Over the past six years, Tsutsugo made it a priority to spend at least a month working out in Los Angeles. While his team in Japan, the Yokohama BayStars, is known as one of the most analysis-driven franchises in Nippon Baseball, Tsutsugo believed he could gain an even greater edge by working out in the United States, where the information is more thorough.
Other than the obvious effect the additional data could have on his swing, the trips to Los Angeles also helped Tsutsugo -- who always believed he would ultimately play in the Majors -- get a better sense of the culture in the United States.
“Obviously the culture is pretty different here,” Tsutsugo said through an interpreter on Tuesday, “but I’m going to be able to adjust quickly around the Rays and try and come out and perform the best that I can.”
After getting permission to be posted by the BayStars, many believed Tsutsugo would look to stay on the West Coast due to his familiarity with the area. But as negotiations began, Tampa Bay’s reputation of being analytically savvy and Tsutsugo's relationship with Rays manager Kevin Cash ultimately helped the team land the Japanese slugger.
“Kevin’s passion really struck me, and it really showed how much they wanted me here,” Tsutsugo said. “If I didn’t come to the Rays, Kevin would have haunted me in my nightmares.”
Regardless of the circumstances, the Rays were thrilled to add Tsutsugo to the middle of the lineup. The Japanese slugger hit 205 home runs during his 10-season career in Japan and Tampa Bay is optimistic that the power will translate to the Major Leagues.
Here are five fun facts about the Rays' newest slugger.

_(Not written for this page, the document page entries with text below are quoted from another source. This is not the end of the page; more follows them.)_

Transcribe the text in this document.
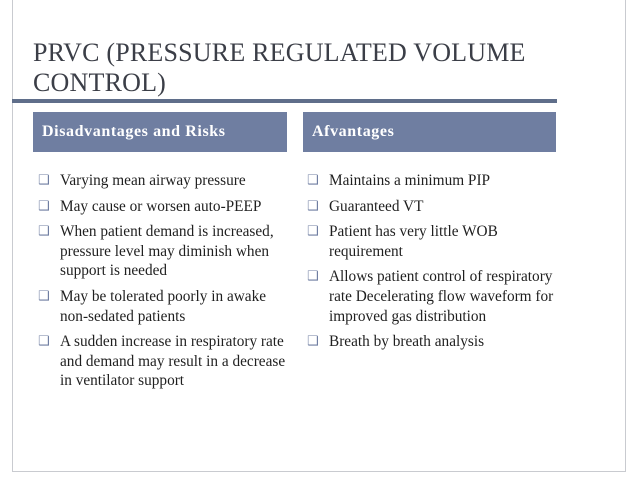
PRVC (PRESSURE REGULATED VOLUME CONTROL)
Disadvantages and Risks	Afvantages
❑ Varying mean airway pressure
❑ May cause or worsen auto-PEEP
❑ When patient demand is increased, pressure level may diminish when support is needed
❑ May be tolerated poorly in awake non-sedated patients
❑ A sudden increase in respiratory rate and demand may result in a decrease in ventilator support
❑ Maintains a minimum PIP
❑ Guaranteed VT
❑ Patient has very little WOB requirement
❑ Allows patient control of respiratory rate Decelerating flow waveform for improved gas distribution
❑ Breath by breath analysis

1. The meaning behind No. 25
Tsutsugo wore No. 25 in seven of his 10 seasons with the BayStars, and he wanted to carry the number with him as he made the jump to the big leagues. The number was originally given to him by Japanese star Shuichi Murata, who played nine seasons with Yokohama, including two with Tsutsugo.
Upon his departure, Murata asked Tsutsugo to wear the number, which is seen as a great honor.

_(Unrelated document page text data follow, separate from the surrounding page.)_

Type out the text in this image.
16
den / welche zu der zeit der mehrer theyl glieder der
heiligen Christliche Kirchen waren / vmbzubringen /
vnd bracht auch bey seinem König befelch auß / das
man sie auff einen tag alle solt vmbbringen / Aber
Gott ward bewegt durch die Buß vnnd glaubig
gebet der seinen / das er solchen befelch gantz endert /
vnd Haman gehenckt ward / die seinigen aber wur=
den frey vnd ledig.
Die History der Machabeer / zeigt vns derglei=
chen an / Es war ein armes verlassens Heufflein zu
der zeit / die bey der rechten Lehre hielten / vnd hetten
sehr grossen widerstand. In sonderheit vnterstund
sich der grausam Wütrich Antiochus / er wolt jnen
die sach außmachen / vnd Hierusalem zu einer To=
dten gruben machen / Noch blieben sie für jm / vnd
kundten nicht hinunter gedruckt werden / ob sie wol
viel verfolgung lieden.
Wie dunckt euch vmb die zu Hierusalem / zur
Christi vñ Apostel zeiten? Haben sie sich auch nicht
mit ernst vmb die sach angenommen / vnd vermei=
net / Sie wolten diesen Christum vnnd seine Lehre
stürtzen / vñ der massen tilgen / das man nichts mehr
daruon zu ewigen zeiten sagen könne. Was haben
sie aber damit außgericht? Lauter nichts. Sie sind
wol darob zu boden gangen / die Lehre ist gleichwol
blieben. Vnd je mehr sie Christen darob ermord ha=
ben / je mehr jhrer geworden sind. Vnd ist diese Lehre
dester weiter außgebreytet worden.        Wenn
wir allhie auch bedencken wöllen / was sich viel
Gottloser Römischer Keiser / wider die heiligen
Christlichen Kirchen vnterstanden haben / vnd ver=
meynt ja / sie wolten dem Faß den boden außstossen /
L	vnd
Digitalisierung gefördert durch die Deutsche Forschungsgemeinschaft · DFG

“I’ve worn the number with the BayStars,” Tsutsugo said. “I thought to myself that it would be nice to wear it over here as well.”
2. Winter ball adventures
As he looked to continue to adapt to different cultures, Tsutsugo played for Leones del Escogido in the Dominican Winter League. Tsutsugo played just 10 games, but he alluded to the fact that the experience helped him study the different cultures in a baseball clubhouse. During his time in the Dominican Republic, Tsutsugo picked up some “broken Spanish,” which he says is his hidden talent.
3. Family matters
Tsutsugo is married, and he has an 18-month-old daughter. While he expects his family to visit often, he’s unsure where they will live because of how young his daughter is.
Yoshitomo, or “Yoshi,” as he prefers to be called, also wasn’t the only Tsutsugo born on Nov. 26, 1991. He has a twin sister, whom he credits as the brains of the family. Tsutsugo says his sister “looks nothing like me” and was a talented tennis player.
4. Favorite player
Because he’s left-handed and hits for a ton of power, Tsutsugo was asked a lot about Shohei Ohtani and Hideki Matsui, but his favorite player growing up was Ichiro Suzuki, who put together a Hall of Fame career.

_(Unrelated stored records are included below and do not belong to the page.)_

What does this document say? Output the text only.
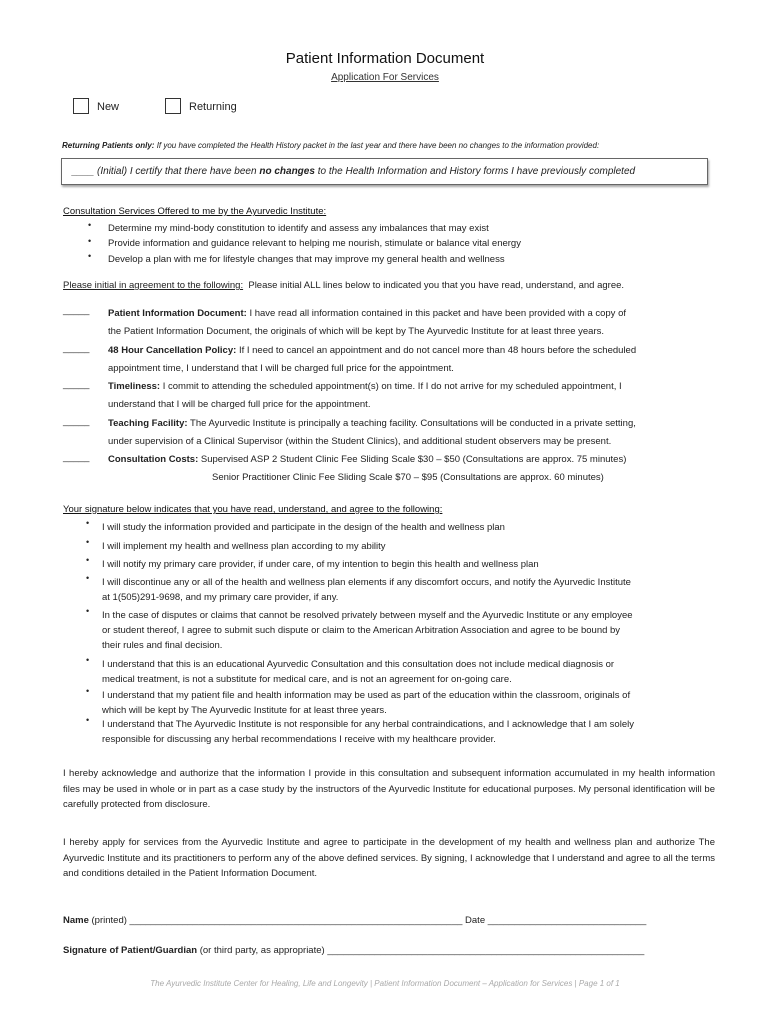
Patient Information Document
Application For Services
New	Returning
Returning Patients only: If you have completed the Health History packet in the last year and there have been no changes to the information provided:
____ (Initial) I certify that there have been no changes to the Health Information and History forms I have previously completed
Consultation Services Offered to me by the Ayurvedic Institute:
• Determine my mind-body constitution to identify and assess any imbalances that may exist
• Provide information and guidance relevant to helping me nourish, stimulate or balance vital energy
• Develop a plan with me for lifestyle changes that may improve my general health and wellness
Please initial in agreement to the following: Please initial ALL lines below to indicated you that you have read, understand, and agree.
_____ Patient Information Document: I have read all information contained in this packet and have been provided with a copy of
the Patient Information Document, the originals of which will be kept by The Ayurvedic Institute for at least three years.
_____ 48 Hour Cancellation Policy: If I need to cancel an appointment and do not cancel more than 48 hours before the scheduled
appointment time, I understand that I will be charged full price for the appointment.
_____ Timeliness: I commit to attending the scheduled appointment(s) on time. If I do not arrive for my scheduled appointment, I
understand that I will be charged full price for the appointment.
_____ Teaching Facility: The Ayurvedic Institute is principally a teaching facility. Consultations will be conducted in a private setting,
under supervision of a Clinical Supervisor (within the Student Clinics), and additional student observers may be present.
_____ Consultation Costs: Supervised ASP 2 Student Clinic Fee Sliding Scale $30 – $50 (Consultations are approx. 75 minutes)
Senior Practitioner Clinic Fee Sliding Scale $70 – $95 (Consultations are approx. 60 minutes)
Your signature below indicates that you have read, understand, and agree to the following:
• I will study the information provided and participate in the design of the health and wellness plan
• I will implement my health and wellness plan according to my ability
• I will notify my primary care provider, if under care, of my intention to begin this health and wellness plan
• I will discontinue any or all of the health and wellness plan elements if any discomfort occurs, and notify the Ayurvedic Institute
at 1(505)291-9698, and my primary care provider, if any.
• In the case of disputes or claims that cannot be resolved privately between myself and the Ayurvedic Institute or any employee
or student thereof, I agree to submit such dispute or claim to the American Arbitration Association and agree to be bound by
their rules and final decision.
• I understand that this is an educational Ayurvedic Consultation and this consultation does not include medical diagnosis or
medical treatment, is not a substitute for medical care, and is not an agreement for on-going care.
• I understand that my patient file and health information may be used as part of the education within the classroom, originals of
which will be kept by The Ayurvedic Institute for at least three years.
• I understand that The Ayurvedic Institute is not responsible for any herbal contraindications, and I acknowledge that I am solely
responsible for discussing any herbal recommendations I receive with my healthcare provider.
I hereby acknowledge and authorize that the information I provide in this consultation and subsequent information accumulated in my health information files may be used in whole or in part as a case study by the instructors of the Ayurvedic Institute for educational purposes. My personal identification will be carefully protected from disclosure.
I hereby apply for services from the Ayurvedic Institute and agree to participate in the development of my health and wellness plan and authorize The Ayurvedic Institute and its practitioners to perform any of the above defined services. By signing, I acknowledge that I understand and agree to all the terms and conditions detailed in the Patient Information Document.
Name (printed) _______________________________________________________________ Date ______________________________
Signature of Patient/Guardian (or third party, as appropriate) ____________________________________________________________
The Ayurvedic Institute Center for Healing, Life and Longevity | Patient Information Document – Application for Services | Page 1 of 1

“When I was little, Matsui was someone I looked up to,” Tsutsugo said. “But Ichiro is the one that I always watched and looked up to.”
5. Go, Tsutsu, Go
When Tsutsugo came up to the plate, the fans in the stands would sing a song that encouraged the Japanese slugger to hit a home run. Fans played instruments in the stands and it carried over into his at-bat.
“There are no instruments allowed in the [stadiums in the United States],” Tsutsugo laughed, “but I’m excited to hear the live roar of the fans.”